Going for the Gold
Students learn the value of milk and a healthy breakfast in Checkoff-sponsored Breakfast Games
Students at three elementary schools recently received a crash course on the most important meal of the day — and had a lot of fun in the process. Dairy MAX’s Breakfast Games, an Olympics-style morning of healthy food, fast-paced activities, celebrity appearances and a whole lot of milk, were created to empower kids with knowledge about food choices and how they can fuel their school day.
Now in its second year, Dairy MAX took its 2016 Breakfast Games to Southern Hills Elementary School, Oklahoma City, Oklahoma; Pleasant Hills Elementary School, Leander, Texas; and Orange Grove Elementary School, Houston, Texas.
Each of the events began the same way: With a healthy breakfast including dairy products like milk and yogurt. At each school, the games consisted of a fun obstacle course and a chance to win gold, silver or bronze and stand on the Olympics-style podium.
Once the students were fueled up, the celebrities came in to rev up the crowd. In Oklahoma City, it was Dallas Cowboys center Travis Frederick and former Miss Oklahoma (and runner-up to Miss America) Betty Thompson. Both have strong — but very different — ties to dairy, explains Macey Fitzgerald, a school wellness consultant for Dairy MAX.
She says Thompson grew up working with dairy cattle in Chandler, Oklahoma, while Frederick grew up in a family that consumed a lot of dairy.
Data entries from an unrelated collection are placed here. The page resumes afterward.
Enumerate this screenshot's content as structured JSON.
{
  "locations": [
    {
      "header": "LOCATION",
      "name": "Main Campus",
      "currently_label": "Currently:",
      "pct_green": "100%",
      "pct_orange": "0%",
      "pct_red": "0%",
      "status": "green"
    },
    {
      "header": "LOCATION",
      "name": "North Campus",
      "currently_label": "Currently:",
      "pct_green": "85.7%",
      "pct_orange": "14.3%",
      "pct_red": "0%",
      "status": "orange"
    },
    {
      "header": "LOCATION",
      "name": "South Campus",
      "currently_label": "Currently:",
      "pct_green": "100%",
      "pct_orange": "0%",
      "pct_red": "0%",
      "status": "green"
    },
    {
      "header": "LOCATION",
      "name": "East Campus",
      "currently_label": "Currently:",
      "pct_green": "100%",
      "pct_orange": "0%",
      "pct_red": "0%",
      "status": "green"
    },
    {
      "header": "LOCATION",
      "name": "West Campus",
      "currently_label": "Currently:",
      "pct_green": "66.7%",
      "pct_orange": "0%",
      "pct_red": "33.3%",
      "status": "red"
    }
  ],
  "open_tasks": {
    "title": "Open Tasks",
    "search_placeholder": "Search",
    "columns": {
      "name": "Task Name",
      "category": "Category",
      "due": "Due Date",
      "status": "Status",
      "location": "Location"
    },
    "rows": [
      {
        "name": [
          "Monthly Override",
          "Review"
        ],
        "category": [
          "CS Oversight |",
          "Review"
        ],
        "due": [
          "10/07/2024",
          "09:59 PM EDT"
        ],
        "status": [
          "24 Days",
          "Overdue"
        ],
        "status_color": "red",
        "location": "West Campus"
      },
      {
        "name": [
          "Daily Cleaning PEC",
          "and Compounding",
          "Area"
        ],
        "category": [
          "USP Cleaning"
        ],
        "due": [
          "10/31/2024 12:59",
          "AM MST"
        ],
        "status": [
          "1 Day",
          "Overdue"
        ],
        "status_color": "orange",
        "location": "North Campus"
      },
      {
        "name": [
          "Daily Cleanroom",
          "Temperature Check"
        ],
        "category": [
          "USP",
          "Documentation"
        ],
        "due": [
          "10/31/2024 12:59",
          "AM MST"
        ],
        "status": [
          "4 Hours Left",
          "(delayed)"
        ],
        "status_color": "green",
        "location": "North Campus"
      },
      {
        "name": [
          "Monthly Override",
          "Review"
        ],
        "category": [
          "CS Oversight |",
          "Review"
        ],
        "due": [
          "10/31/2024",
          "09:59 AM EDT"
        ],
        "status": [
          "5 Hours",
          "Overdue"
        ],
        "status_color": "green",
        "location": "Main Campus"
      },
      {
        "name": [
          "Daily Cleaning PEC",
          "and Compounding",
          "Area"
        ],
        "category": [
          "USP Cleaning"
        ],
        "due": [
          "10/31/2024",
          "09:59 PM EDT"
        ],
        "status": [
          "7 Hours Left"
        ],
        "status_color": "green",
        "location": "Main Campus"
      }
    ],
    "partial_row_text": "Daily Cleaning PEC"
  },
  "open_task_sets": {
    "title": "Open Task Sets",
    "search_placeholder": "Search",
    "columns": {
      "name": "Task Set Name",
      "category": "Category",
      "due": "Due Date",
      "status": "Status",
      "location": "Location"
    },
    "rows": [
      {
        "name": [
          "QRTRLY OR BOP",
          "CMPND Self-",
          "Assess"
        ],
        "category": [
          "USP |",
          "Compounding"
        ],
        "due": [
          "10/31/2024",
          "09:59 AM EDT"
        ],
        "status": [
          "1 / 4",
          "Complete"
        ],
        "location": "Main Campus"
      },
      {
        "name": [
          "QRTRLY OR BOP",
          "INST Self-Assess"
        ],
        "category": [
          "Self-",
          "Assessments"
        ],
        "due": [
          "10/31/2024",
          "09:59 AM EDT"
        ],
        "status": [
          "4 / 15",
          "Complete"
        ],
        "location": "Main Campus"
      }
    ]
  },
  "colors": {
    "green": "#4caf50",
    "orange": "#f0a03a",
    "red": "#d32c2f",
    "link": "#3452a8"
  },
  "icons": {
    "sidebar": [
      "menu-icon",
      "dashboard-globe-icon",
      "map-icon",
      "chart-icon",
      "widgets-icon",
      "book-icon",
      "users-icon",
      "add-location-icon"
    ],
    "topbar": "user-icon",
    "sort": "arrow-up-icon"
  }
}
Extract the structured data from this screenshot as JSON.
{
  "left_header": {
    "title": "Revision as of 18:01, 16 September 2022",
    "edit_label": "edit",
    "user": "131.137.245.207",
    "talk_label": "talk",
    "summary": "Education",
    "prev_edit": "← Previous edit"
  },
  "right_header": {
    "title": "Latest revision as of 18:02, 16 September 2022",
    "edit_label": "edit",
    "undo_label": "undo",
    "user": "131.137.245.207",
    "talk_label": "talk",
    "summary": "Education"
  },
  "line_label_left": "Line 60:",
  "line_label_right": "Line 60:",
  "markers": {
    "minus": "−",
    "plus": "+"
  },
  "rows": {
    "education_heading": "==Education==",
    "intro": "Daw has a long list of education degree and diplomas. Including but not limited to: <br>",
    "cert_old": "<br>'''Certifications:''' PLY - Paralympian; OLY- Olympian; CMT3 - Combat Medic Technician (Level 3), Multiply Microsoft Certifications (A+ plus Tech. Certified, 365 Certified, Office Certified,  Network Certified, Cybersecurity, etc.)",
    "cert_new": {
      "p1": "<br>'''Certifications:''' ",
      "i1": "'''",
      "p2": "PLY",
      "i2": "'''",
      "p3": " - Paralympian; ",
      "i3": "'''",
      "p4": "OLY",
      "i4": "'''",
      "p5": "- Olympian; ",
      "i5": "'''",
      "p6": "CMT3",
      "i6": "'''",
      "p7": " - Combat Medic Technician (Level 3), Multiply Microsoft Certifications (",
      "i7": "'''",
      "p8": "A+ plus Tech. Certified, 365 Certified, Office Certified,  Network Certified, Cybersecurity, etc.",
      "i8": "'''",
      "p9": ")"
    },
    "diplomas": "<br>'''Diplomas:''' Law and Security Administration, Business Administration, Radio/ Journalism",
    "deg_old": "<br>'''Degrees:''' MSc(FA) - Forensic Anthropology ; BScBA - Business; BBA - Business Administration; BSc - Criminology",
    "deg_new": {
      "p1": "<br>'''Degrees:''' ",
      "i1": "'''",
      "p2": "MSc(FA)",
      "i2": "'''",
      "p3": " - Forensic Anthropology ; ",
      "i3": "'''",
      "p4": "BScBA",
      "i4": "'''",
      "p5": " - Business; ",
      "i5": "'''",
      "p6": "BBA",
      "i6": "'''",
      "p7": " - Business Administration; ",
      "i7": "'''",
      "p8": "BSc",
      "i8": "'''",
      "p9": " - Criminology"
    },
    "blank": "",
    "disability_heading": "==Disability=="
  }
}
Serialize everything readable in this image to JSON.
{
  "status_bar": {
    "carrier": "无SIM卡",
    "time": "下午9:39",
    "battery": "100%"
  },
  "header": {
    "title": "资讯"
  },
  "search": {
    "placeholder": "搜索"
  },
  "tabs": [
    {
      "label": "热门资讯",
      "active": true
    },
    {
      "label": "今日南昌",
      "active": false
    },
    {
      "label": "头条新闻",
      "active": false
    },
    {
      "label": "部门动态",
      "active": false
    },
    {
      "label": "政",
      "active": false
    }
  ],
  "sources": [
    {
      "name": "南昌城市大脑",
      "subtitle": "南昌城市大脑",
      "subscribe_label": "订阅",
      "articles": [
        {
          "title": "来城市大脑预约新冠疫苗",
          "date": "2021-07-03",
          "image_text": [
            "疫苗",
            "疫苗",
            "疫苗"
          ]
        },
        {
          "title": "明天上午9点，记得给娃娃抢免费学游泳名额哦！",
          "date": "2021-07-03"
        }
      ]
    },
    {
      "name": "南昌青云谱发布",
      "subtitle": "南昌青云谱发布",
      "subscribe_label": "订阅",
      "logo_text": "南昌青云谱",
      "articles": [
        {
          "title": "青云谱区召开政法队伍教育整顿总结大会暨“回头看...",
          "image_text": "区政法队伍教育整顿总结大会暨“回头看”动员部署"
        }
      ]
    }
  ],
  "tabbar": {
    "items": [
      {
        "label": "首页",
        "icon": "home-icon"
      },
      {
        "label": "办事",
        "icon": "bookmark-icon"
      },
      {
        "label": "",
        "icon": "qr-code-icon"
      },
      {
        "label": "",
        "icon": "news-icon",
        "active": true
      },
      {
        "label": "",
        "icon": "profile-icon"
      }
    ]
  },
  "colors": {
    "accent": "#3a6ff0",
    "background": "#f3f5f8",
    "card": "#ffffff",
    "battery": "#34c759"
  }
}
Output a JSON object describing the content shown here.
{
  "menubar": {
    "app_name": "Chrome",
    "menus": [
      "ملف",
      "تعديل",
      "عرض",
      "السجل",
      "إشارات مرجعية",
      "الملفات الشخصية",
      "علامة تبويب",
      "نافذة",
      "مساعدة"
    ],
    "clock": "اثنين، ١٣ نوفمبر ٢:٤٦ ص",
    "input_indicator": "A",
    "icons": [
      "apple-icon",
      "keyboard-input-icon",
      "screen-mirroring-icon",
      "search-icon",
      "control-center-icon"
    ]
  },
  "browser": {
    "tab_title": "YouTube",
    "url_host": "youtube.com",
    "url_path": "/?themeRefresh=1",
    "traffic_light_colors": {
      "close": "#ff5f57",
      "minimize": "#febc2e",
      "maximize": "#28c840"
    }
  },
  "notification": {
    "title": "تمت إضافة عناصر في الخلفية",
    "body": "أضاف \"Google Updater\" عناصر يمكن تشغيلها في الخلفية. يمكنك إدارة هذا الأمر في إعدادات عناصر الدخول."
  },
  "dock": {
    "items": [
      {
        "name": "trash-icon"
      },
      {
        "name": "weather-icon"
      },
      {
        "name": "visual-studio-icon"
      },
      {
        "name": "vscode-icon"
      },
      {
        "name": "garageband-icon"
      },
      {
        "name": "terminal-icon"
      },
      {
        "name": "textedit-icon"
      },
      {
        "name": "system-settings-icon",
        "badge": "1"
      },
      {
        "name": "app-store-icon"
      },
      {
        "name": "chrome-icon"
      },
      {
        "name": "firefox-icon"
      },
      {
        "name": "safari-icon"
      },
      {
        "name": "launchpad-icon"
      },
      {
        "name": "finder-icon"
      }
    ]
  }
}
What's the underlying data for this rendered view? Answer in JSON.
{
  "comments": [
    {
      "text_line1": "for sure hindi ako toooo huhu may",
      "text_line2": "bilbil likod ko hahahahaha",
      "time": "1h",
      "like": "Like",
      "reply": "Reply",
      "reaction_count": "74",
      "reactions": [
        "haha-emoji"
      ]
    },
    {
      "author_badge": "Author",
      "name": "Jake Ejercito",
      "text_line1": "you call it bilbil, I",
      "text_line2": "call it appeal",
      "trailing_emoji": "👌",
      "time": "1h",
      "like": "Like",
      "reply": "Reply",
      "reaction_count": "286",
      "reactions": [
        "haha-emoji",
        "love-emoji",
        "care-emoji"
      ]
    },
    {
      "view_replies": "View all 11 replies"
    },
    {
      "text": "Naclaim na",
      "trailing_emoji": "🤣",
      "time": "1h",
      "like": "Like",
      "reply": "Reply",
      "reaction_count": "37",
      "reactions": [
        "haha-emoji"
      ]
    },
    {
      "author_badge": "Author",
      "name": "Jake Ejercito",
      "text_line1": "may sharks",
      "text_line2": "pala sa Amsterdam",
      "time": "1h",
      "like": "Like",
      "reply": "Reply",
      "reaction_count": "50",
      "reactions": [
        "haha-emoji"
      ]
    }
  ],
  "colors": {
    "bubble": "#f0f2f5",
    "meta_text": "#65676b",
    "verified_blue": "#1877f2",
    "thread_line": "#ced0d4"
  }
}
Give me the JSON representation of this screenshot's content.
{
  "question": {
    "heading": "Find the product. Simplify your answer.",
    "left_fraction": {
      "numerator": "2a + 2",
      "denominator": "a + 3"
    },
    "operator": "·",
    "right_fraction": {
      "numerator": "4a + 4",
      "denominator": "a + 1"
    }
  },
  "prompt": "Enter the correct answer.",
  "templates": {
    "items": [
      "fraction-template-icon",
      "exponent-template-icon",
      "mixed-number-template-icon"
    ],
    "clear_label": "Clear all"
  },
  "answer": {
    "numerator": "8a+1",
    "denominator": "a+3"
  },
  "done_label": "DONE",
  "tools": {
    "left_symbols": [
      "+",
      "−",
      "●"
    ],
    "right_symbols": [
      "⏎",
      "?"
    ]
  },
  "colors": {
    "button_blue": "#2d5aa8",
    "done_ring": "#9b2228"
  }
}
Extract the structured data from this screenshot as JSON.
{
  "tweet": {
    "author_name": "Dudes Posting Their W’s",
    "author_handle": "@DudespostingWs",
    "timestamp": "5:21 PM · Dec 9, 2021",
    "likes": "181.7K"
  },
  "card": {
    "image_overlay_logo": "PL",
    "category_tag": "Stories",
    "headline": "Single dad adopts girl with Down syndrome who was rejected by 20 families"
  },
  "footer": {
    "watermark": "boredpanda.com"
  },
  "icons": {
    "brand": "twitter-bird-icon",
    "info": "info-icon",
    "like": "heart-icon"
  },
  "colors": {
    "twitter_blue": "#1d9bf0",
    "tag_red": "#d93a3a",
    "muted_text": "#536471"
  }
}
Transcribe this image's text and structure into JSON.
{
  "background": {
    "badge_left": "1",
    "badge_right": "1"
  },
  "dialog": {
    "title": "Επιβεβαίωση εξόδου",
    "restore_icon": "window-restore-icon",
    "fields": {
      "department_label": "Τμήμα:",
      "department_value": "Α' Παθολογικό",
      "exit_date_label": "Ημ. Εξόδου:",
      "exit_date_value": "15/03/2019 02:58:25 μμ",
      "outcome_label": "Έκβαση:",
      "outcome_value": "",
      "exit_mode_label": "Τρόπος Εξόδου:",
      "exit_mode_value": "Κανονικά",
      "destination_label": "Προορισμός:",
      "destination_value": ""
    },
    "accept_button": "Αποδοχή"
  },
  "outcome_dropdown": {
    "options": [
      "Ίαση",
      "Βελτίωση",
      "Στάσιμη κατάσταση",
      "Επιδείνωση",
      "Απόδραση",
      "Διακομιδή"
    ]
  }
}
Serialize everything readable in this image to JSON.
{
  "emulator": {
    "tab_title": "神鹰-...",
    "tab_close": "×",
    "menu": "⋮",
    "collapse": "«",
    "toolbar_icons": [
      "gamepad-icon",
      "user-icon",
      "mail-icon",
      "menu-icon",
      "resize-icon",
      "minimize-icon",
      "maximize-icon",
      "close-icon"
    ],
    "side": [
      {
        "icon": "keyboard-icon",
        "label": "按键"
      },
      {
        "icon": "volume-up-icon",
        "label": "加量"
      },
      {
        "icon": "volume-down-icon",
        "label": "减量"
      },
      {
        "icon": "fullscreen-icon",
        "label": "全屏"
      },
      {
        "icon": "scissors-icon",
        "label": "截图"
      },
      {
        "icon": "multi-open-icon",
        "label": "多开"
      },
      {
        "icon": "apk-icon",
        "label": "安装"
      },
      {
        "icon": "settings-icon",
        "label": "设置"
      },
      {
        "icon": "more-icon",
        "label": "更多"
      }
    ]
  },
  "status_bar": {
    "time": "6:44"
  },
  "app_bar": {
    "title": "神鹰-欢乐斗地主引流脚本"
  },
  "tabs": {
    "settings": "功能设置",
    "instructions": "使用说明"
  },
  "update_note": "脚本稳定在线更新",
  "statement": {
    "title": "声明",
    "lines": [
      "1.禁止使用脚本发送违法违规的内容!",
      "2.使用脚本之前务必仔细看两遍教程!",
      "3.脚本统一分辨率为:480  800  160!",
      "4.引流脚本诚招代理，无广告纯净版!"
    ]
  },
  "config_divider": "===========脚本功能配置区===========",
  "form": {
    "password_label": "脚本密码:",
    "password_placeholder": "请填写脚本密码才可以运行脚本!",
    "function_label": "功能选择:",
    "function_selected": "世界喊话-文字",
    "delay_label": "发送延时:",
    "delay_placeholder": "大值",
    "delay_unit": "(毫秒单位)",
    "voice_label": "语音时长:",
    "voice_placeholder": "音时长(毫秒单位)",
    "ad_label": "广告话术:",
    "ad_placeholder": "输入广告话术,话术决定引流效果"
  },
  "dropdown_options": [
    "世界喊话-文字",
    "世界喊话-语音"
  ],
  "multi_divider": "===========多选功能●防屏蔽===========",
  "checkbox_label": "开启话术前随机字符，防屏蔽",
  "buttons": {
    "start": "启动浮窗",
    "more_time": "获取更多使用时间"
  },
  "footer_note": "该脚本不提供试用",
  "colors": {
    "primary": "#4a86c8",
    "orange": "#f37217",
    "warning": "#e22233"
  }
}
“Travis shared a really cool story about how he was one of five boys,” Fitzgerald says. “Now he is six feet, four inches, and 315 pounds. I can only imagine that the other boys are just as big as he is. He said his family went through 14 gallons of milk every single week! And he knows that all of that milk, along with getting his fruits, vegetables, and whole grains, played a crucial role in his health and his athletic success.”
In Leander, Dallas Cowboys strong safety Barry Church talked to students about the benefits of dairy and a healthy breakfast, alongside Dublin dairy farmer Bryan Lanting. Joann Knox, a school wellness consultant for Dairy MAX, says not only kids were reached, but many community members attended the event and left with valuable takeaways. Breakfast itself was a game, featuring a parfait-building contest.
“We had about 25 guests attend the activities,” Knox says. “It was really great to see community members, school board members and even the Texas Agriculture Commissioner and Assistant Commissioner play a role and see the excitement of the students.”
In Houston, former Houston Texans and current team ambassador, J.J. Moses served as emcee and dairy farmer Brennan Ribeiro put a face behind the products kids love.
But it wasn’t all fun and games, says Chaun Vaughn, another of Dairy MAX’s school wellness consultants. The Breakfast Games are a project with a purpose.
“Through the Breakfast Games, we are reaching students at a very early age,” she says. “They will be used to eating and drinking dairy foods and will carry that into their adulthood. They're learning the true facts about dairy from real experts — not from social media or people with ulterior motives. I think we're cultivating a great culture of students who are enthusiastic about dairy.”
“Everything we do,” Vaughn says, “is to increase demand for dairy products. But as an added bonus, we’re helping kids learn how to make healthy choices, too.”
And that’s worth its weight in gold.